Samhain is a Gaelic word pronounced “SAH-win”. It is an Autumnal pagan festival of Celtic origins. My own roots are Scottish and Irish (with some Danish and Spanish mixed in there) –  so when the cool days creep in and I notice myself drawing closer to the fire and lighting candles in dark corners of my home… I know it is time to welcome in the harvest and usher in the dark half of the year.

The Celts believed that at the time of Samhain, more so than any other time of the year, the ghosts of the dead were able to mingle with the living – it is a time when the space between this world and the world of our ancestors is particularly porous – some say the veil between worlds is thin. It is a rich time to honour those who have come before us, who are no longer walking with us and is an opportunity to get more accustomed with being in the dark.

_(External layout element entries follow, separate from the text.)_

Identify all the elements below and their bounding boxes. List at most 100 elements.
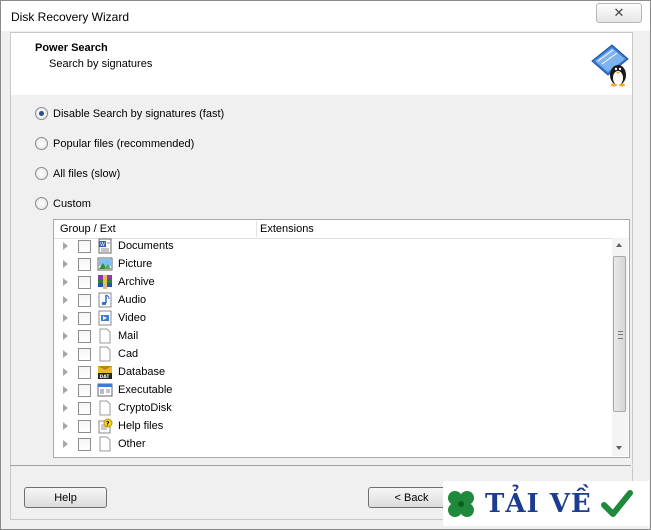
column-separator[interactable]	[256, 221, 257, 237]
watermark-logo: TẢI VỀ	[443, 481, 649, 526]
back-button[interactable]: < Back	[368, 487, 455, 508]
radio-button[interactable]	[35, 197, 48, 210]
list-item[interactable]: Other	[54, 436, 612, 454]
list-item[interactable]: Archive	[54, 274, 612, 292]
watermark-text: TẢI VỀ	[485, 488, 592, 519]
disk-recovery-wizard-window: Disk Recovery Wizard ✕ Power Search Sear…	[0, 0, 651, 530]
list-item-label: Audio	[118, 294, 147, 306]
list-item-label: Database	[118, 366, 166, 378]
title-bar: Disk Recovery Wizard ✕	[1, 1, 650, 31]
audio-icon	[98, 292, 112, 308]
list-item[interactable]: Executable	[54, 382, 612, 400]
penguin-folder-icon	[591, 44, 629, 87]
executable-icon	[97, 383, 113, 397]
radio-button[interactable]	[35, 137, 48, 150]
row-checkbox[interactable]	[78, 312, 91, 325]
wizard-header: Power Search Search by signatures	[10, 32, 633, 96]
list-header: Group / Ext Extensions	[54, 220, 629, 239]
blank-file-icon	[99, 436, 111, 452]
radio-label: Custom	[53, 197, 91, 210]
expand-arrow-icon[interactable]	[63, 350, 68, 358]
list-item[interactable]: Mail	[54, 328, 612, 346]
column-header-group[interactable]: Group / Ext	[60, 223, 116, 235]
expand-arrow-icon[interactable]	[63, 314, 68, 322]
clover-icon	[448, 490, 474, 517]
radio-custom[interactable]: Custom	[35, 197, 91, 210]
list-item[interactable]: DAT Database	[54, 364, 612, 382]
expand-arrow-icon[interactable]	[63, 242, 68, 250]
row-checkbox[interactable]	[78, 420, 91, 433]
checkmark-icon	[600, 489, 633, 517]
list-item[interactable]: ? Help files	[54, 418, 612, 436]
expand-arrow-icon[interactable]	[63, 260, 68, 268]
radio-label: All files (slow)	[53, 167, 121, 180]
svg-text:?: ?	[106, 421, 110, 428]
list-item-label: Cad	[118, 348, 139, 360]
radio-label: Disable Search by signatures (fast)	[53, 107, 225, 120]
row-checkbox[interactable]	[78, 276, 91, 289]
list-item[interactable]: Picture	[54, 256, 612, 274]
list-item-label: Help files	[118, 420, 164, 432]
row-checkbox[interactable]	[78, 258, 91, 271]
expand-arrow-icon[interactable]	[63, 440, 68, 448]
list-item-label: Video	[118, 312, 146, 324]
svg-text:W: W	[100, 242, 105, 248]
scroll-up-arrow-icon[interactable]	[616, 243, 622, 247]
row-checkbox[interactable]	[78, 330, 91, 343]
window-title: Disk Recovery Wizard	[11, 10, 130, 24]
expand-arrow-icon[interactable]	[63, 404, 68, 412]
database-icon: DAT	[98, 366, 112, 380]
picture-icon	[97, 257, 113, 271]
page-title: Power Search	[35, 42, 108, 54]
radio-disable-search[interactable]: Disable Search by signatures (fast)	[35, 107, 224, 120]
svg-text:DAT: DAT	[100, 374, 111, 380]
radio-label: Popular files (recommended)	[53, 137, 195, 150]
radio-button[interactable]	[35, 167, 48, 180]
vertical-scrollbar[interactable]	[612, 238, 628, 456]
page-subtitle: Search by signatures	[49, 58, 153, 70]
wizard-content: Disable Search by signatures (fast) Popu…	[10, 95, 633, 465]
list-item[interactable]: Audio	[54, 292, 612, 310]
list-item-label: Archive	[118, 276, 155, 288]
blank-file-icon	[99, 400, 111, 416]
expand-arrow-icon[interactable]	[63, 386, 68, 394]
list-item[interactable]: CryptoDisk	[54, 400, 612, 418]
row-checkbox[interactable]	[78, 366, 91, 379]
row-checkbox[interactable]	[78, 402, 91, 415]
radio-button-selected[interactable]	[35, 107, 48, 120]
list-item-label: Executable	[118, 384, 173, 396]
list-item-label: Picture	[118, 258, 153, 270]
row-checkbox[interactable]	[78, 438, 91, 451]
help-button[interactable]: Help	[24, 487, 107, 508]
archive-icon	[98, 275, 112, 289]
row-checkbox[interactable]	[78, 348, 91, 361]
radio-all-files[interactable]: All files (slow)	[35, 167, 120, 180]
file-type-list: Group / Ext Extensions W Documents Pictu…	[53, 219, 630, 458]
column-header-extensions[interactable]: Extensions	[260, 223, 314, 235]
video-icon	[98, 310, 112, 326]
list-item-label: Mail	[118, 330, 139, 342]
word-document-icon: W	[98, 238, 112, 254]
help-file-icon: ?	[98, 418, 113, 434]
expand-arrow-icon[interactable]	[63, 278, 68, 286]
list-item-label: Documents	[118, 240, 174, 252]
row-checkbox[interactable]	[78, 384, 91, 397]
row-checkbox[interactable]	[78, 294, 91, 307]
close-button[interactable]: ✕	[596, 3, 642, 23]
list-item[interactable]: Video	[54, 310, 612, 328]
list-item-label: Other	[118, 438, 146, 450]
radio-popular-files[interactable]: Popular files (recommended)	[35, 137, 194, 150]
expand-arrow-icon[interactable]	[63, 422, 68, 430]
expand-arrow-icon[interactable]	[63, 332, 68, 340]
scroll-down-arrow-icon[interactable]	[616, 446, 622, 450]
list-item[interactable]: W Documents	[54, 238, 612, 256]
list-item[interactable]: Cad	[54, 346, 612, 364]
grip-icon	[618, 331, 623, 339]
blank-file-icon	[99, 328, 111, 344]
row-checkbox[interactable]	[78, 240, 91, 253]
expand-arrow-icon[interactable]	[63, 368, 68, 376]
blank-file-icon	[99, 346, 111, 362]
list-item-label: CryptoDisk	[118, 402, 172, 414]
expand-arrow-icon[interactable]	[63, 296, 68, 304]
scrollbar-thumb[interactable]	[613, 256, 626, 412]
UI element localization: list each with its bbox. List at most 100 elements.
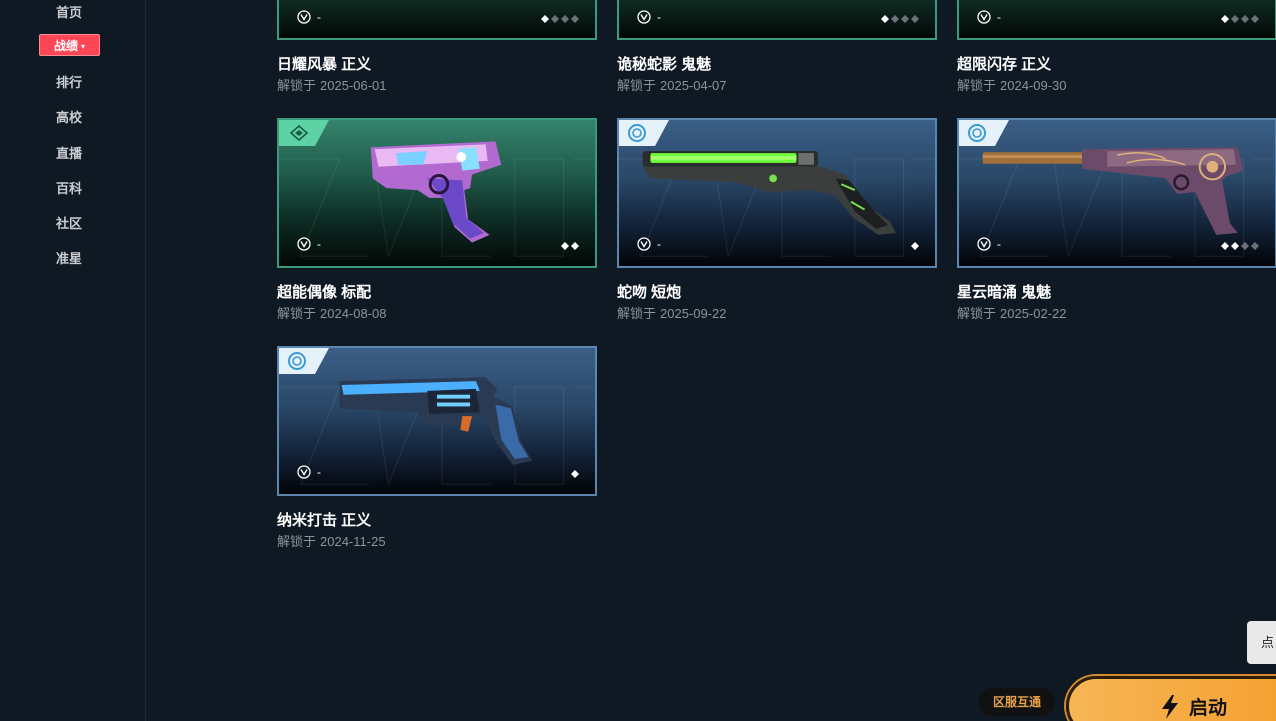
upgrade-level-pips bbox=[1221, 15, 1259, 23]
upgrade-level-pips bbox=[561, 242, 579, 250]
nav-item-community[interactable]: 社区 bbox=[0, 213, 138, 232]
skin-image bbox=[642, 151, 896, 235]
unlock-date: 解锁于 2025-04-07 bbox=[617, 75, 727, 94]
side-tip-tab[interactable]: 点 bbox=[1247, 621, 1276, 664]
upgrade-level-pips bbox=[1221, 242, 1259, 250]
skin-image bbox=[370, 141, 502, 243]
nav-item-live[interactable]: 直播 bbox=[0, 143, 138, 162]
skin-card[interactable]: - bbox=[957, 0, 1276, 40]
skin-cost-value: - bbox=[657, 237, 661, 251]
diamond-pip-icon bbox=[881, 15, 889, 23]
nav-item-wiki[interactable]: 百科 bbox=[0, 178, 138, 197]
unlock-date: 解锁于 2025-09-22 bbox=[617, 303, 727, 322]
diamond-pip-icon bbox=[911, 15, 919, 23]
skin-card[interactable]: - bbox=[617, 118, 937, 268]
unlock-date-prefix: 解锁于 bbox=[957, 306, 997, 321]
nav-item-crosshair[interactable]: 准星 bbox=[0, 248, 138, 267]
skin-title: 日耀风暴 正义 bbox=[277, 56, 372, 73]
upgrade-level-pips bbox=[541, 15, 579, 23]
skin-card[interactable]: - bbox=[277, 0, 597, 40]
diamond-pip-icon bbox=[1251, 15, 1259, 23]
diamond-pip-icon bbox=[1251, 242, 1259, 250]
nav-item-stats-label: 战绩 bbox=[53, 39, 78, 53]
unlock-date-value: 2024-09-30 bbox=[1000, 78, 1067, 93]
launch-label: 启动 bbox=[1189, 698, 1228, 719]
valorant-points-icon bbox=[977, 10, 991, 24]
unlock-date: 解锁于 2024-11-25 bbox=[277, 531, 386, 550]
nav-item-home[interactable]: 首页 bbox=[0, 2, 138, 21]
skin-title: 诡秘蛇影 鬼魅 bbox=[617, 56, 712, 73]
unlock-date-prefix: 解锁于 bbox=[277, 306, 317, 321]
nav-item-stats[interactable]: 战绩 ▾ bbox=[39, 34, 100, 56]
skin-title: 星云暗涌 鬼魅 bbox=[957, 284, 1052, 301]
sidebar: 首页 战绩 ▾ 排行 高校 直播 百科 社区 准星 bbox=[0, 0, 146, 721]
diamond-pip-icon bbox=[1231, 15, 1239, 23]
unlock-date: 解锁于 2025-06-01 bbox=[277, 75, 387, 94]
skin-card[interactable]: - bbox=[617, 0, 937, 40]
valorant-points-icon bbox=[297, 237, 311, 251]
region-interop-badge[interactable]: 区服互通 bbox=[979, 688, 1055, 716]
skin-title: 超能偶像 标配 bbox=[277, 284, 372, 301]
diamond-pip-icon bbox=[891, 15, 899, 23]
diamond-pip-icon bbox=[1241, 242, 1249, 250]
diamond-pip-icon bbox=[561, 242, 569, 250]
skin-cost-value: - bbox=[657, 10, 661, 24]
diamond-pip-icon bbox=[561, 15, 569, 23]
upgrade-level-pips bbox=[571, 470, 579, 478]
valorant-points-icon bbox=[637, 237, 651, 251]
diamond-pip-icon bbox=[571, 15, 579, 23]
diamond-pip-icon bbox=[571, 470, 579, 478]
diamond-pip-icon bbox=[901, 15, 909, 23]
nav-item-university[interactable]: 高校 bbox=[0, 107, 138, 126]
unlock-date-value: 2025-02-22 bbox=[1000, 306, 1067, 321]
diamond-pip-icon bbox=[571, 242, 579, 250]
skin-cost: - bbox=[297, 237, 321, 251]
launch-button[interactable]: 启动 bbox=[1066, 676, 1276, 721]
skin-cost-value: - bbox=[997, 10, 1001, 24]
diamond-pip-icon bbox=[551, 15, 559, 23]
diamond-pip-icon bbox=[1241, 15, 1249, 23]
unlock-date-value: 2025-09-22 bbox=[660, 306, 727, 321]
skin-image bbox=[339, 377, 533, 465]
unlock-date-value: 2024-08-08 bbox=[320, 306, 387, 321]
upgrade-level-pips bbox=[881, 15, 919, 23]
unlock-date: 解锁于 2024-09-30 bbox=[957, 75, 1067, 94]
diamond-pip-icon bbox=[1221, 15, 1229, 23]
diamond-pip-icon bbox=[1221, 242, 1229, 250]
skin-title: 纳米打击 正义 bbox=[277, 512, 372, 529]
upgrade-level-pips bbox=[911, 242, 919, 250]
unlock-date-prefix: 解锁于 bbox=[957, 78, 997, 93]
skin-cost-value: - bbox=[997, 237, 1001, 251]
skin-cost-value: - bbox=[317, 10, 321, 24]
diamond-pip-icon bbox=[541, 15, 549, 23]
unlock-date: 解锁于 2024-08-08 bbox=[277, 303, 387, 322]
unlock-date-value: 2024-11-25 bbox=[320, 534, 386, 549]
skin-title: 超限闪存 正义 bbox=[957, 56, 1052, 73]
diamond-pip-icon bbox=[911, 242, 919, 250]
skin-cost-value: - bbox=[317, 465, 321, 479]
unlock-date-value: 2025-06-01 bbox=[320, 78, 387, 93]
unlock-date-prefix: 解锁于 bbox=[617, 306, 657, 321]
diamond-pip-icon bbox=[1231, 242, 1239, 250]
valorant-points-icon bbox=[637, 10, 651, 24]
valorant-points-icon bbox=[297, 465, 311, 479]
chevron-down-icon: ▾ bbox=[81, 42, 86, 51]
lightning-bolt-icon bbox=[1162, 694, 1178, 719]
skin-cost: - bbox=[297, 465, 321, 479]
skin-card[interactable]: - bbox=[277, 118, 597, 268]
skin-cost: - bbox=[637, 237, 661, 251]
unlock-date-prefix: 解锁于 bbox=[277, 78, 317, 93]
skin-cost: - bbox=[297, 10, 321, 24]
unlock-date-value: 2025-04-07 bbox=[660, 78, 727, 93]
skin-cost-value: - bbox=[317, 237, 321, 251]
valorant-points-icon bbox=[977, 237, 991, 251]
skin-card[interactable]: - bbox=[277, 346, 597, 496]
skin-cost: - bbox=[637, 10, 661, 24]
skin-card[interactable]: - bbox=[957, 118, 1276, 268]
nav-item-ranking[interactable]: 排行 bbox=[0, 72, 138, 91]
skin-cost: - bbox=[977, 10, 1001, 24]
unlock-date: 解锁于 2025-02-22 bbox=[957, 303, 1067, 322]
unlock-date-prefix: 解锁于 bbox=[277, 534, 317, 549]
skin-cost: - bbox=[977, 237, 1001, 251]
unlock-date-prefix: 解锁于 bbox=[617, 78, 657, 93]
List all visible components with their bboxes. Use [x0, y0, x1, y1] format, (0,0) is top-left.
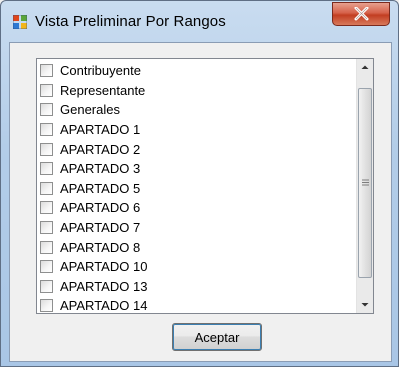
checkbox[interactable] — [40, 201, 53, 215]
checkbox[interactable] — [40, 181, 53, 195]
list-item[interactable]: APARTADO 5 — [37, 179, 355, 199]
scroll-down-button[interactable] — [357, 296, 373, 313]
checkbox[interactable] — [40, 260, 53, 274]
title-bar[interactable]: Vista Preliminar Por Rangos — [1, 1, 398, 41]
checkbox[interactable] — [40, 299, 53, 313]
grip-icon — [362, 179, 369, 186]
window-title: Vista Preliminar Por Rangos — [35, 13, 226, 30]
chevron-down-icon — [361, 303, 369, 307]
checkbox[interactable] — [40, 162, 53, 176]
list-item[interactable]: APARTADO 3 — [37, 159, 355, 179]
close-x-icon — [354, 7, 369, 21]
vertical-scrollbar[interactable] — [356, 59, 373, 313]
list-item-label: APARTADO 3 — [60, 161, 141, 177]
dialog-window: Vista Preliminar Por Rangos Contribuyent… — [0, 0, 399, 367]
list-item-label: APARTADO 2 — [60, 141, 141, 157]
list-item[interactable]: Representante — [37, 81, 355, 101]
list-item[interactable]: APARTADO 6 — [37, 198, 355, 218]
checkbox[interactable] — [40, 279, 53, 293]
list-items-container: Contribuyente Representante Generales APART… — [37, 61, 355, 316]
scroll-thumb[interactable] — [358, 88, 372, 278]
list-item-label: APARTADO 14 — [60, 298, 148, 314]
list-item[interactable]: APARTADO 14 — [37, 296, 355, 316]
list-item-label: APARTADO 7 — [60, 220, 141, 236]
list-item[interactable]: APARTADO 13 — [37, 277, 355, 297]
dialog-client-area: Contribuyente Representante Generales APART… — [9, 42, 392, 362]
list-item-label: Generales — [60, 102, 120, 118]
list-item[interactable]: APARTADO 8 — [37, 237, 355, 257]
checkbox[interactable] — [40, 64, 53, 78]
list-item[interactable]: APARTADO 2 — [37, 139, 355, 159]
checkbox[interactable] — [40, 123, 53, 137]
list-item-label: APARTADO 8 — [60, 239, 141, 255]
scroll-up-button[interactable] — [357, 59, 373, 76]
list-item-label: APARTADO 5 — [60, 180, 141, 196]
checkbox[interactable] — [40, 83, 53, 97]
list-item[interactable]: APARTADO 7 — [37, 218, 355, 238]
checkbox[interactable] — [40, 142, 53, 156]
windows-form-icon — [12, 14, 28, 30]
checkbox[interactable] — [40, 240, 53, 254]
list-item-label: APARTADO 13 — [60, 278, 148, 294]
list-item-label: Representante — [60, 82, 146, 98]
list-item-label: APARTADO 10 — [60, 259, 148, 275]
list-item[interactable]: Contribuyente — [37, 61, 355, 81]
list-item-label: APARTADO 6 — [60, 200, 141, 216]
list-item-label: APARTADO 1 — [60, 122, 141, 138]
chevron-up-icon — [361, 65, 369, 69]
aceptar-button[interactable]: Aceptar — [172, 323, 262, 351]
list-item[interactable]: APARTADO 1 — [37, 120, 355, 140]
checkbox[interactable] — [40, 221, 53, 235]
list-item-label: Contribuyente — [60, 63, 141, 79]
checked-list-box[interactable]: Contribuyente Representante Generales APART… — [36, 58, 374, 314]
list-item[interactable]: Generales — [37, 100, 355, 120]
checkbox[interactable] — [40, 103, 53, 117]
list-item[interactable]: APARTADO 10 — [37, 257, 355, 277]
close-button[interactable] — [332, 2, 390, 26]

I realize this can sound a bit dreary, but one of my favourite things about the darker half of the year is the opportunity to slow down, to snuggle under warm blankets with hot drinks and loved traditions. It is a contrast to the fullness and activity of summer, which is why I sometimes struggle a but with less light, a little less warmth and less happening around me. If I can only remember to surrender myself to this slowness and let the fullness of summer drop from my limbs to settle at my feet, I can begin to allow the nourishment and gifts from the summer season penetrate into my roots more slowly over the winter months – this is where I feel like true alchemy (transmutation) takes place. (Transmutation: to change or alter in form – as opposed to Transformation that implies just a change in form or appearance) This is the lesson the Maple tree is teaching me.

This slowed time is also an invitation to reflect and connect inwardly. I begin to remember those people who are no longer in my life but who still hold space in my heart. I find myself putting out plates of food in the garden, just in case my great, great grandfather comes by for a visit. As I mix recipes of the harvest season in bowls that my mother used, I feel her hands as my hands – squishing together butter, dates, oats between fingers. I feel touched by my ancestors and guides. I can feel them standing behind me as a long line of survivors – I am so overwhelmed with gratitude and I also feel a thread of sadness.

I am learning to hold both of these threads together in a beautiful dance with paradox that continues to show up in this business of living.

In honour of this time, I light a candle in the darkness, I offer some smoke to the spirits, I pour some whisky for the Goddess and I rest in the slowness.